Bunning's theatrics forced an actual vote on this bill.  The real trick here is that they tried to pass it by universal consent so that nobody would have to take responsibility for their individual vote.  Bunning forced the vote and now the hypocrites are out in the open.  Completely exposed by the very tricks they were trying to use to cover their tracks.

Tuesday, March 2, 2010

The "real" Healthcare Issues

There are two problems with healthcare.  The problem "voters" want fixed is rising premiums, rising costs, etc.  The fact is that most of them have insurance, and every year it costs them more than the year before.

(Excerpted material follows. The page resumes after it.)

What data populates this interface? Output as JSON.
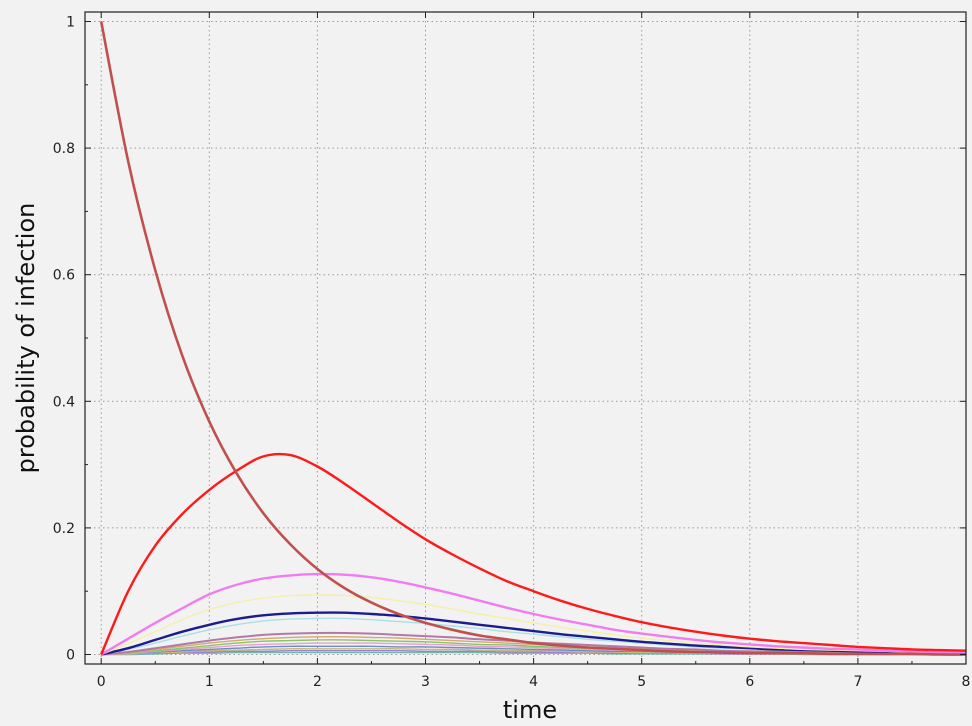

The problem progressives want to fix is that 47 million people don't have insurance.  Of course, this is not an entirely different problem -- assuming that health insurance is something people want, then it stands to reason that we got costs under control people would actually buy their own insurance.

In other words, if you solve the problem "voters" want solved, then the problem progressives want to solve actually becomes smaller.

This presents its own problem, since solving the 47 million problem is just an excuse for universal healthcare.  Progressives don't want any particular problem solved, they want a specific solution.  Any solution that threatens to increase coverage (by lowering prices, for example) reduces the 47 million, and along with them, the "need" for universal care.

I know people who honestly believe that progressives actually want high unemployment because it increases the number of uninsured.  I don't know if that's true.  But suddenly it doesn't seem so improbable that progressives rely on expensive healthcare dysfunction to make their costly utopian liberal healthcare reform seem "revenue neutral."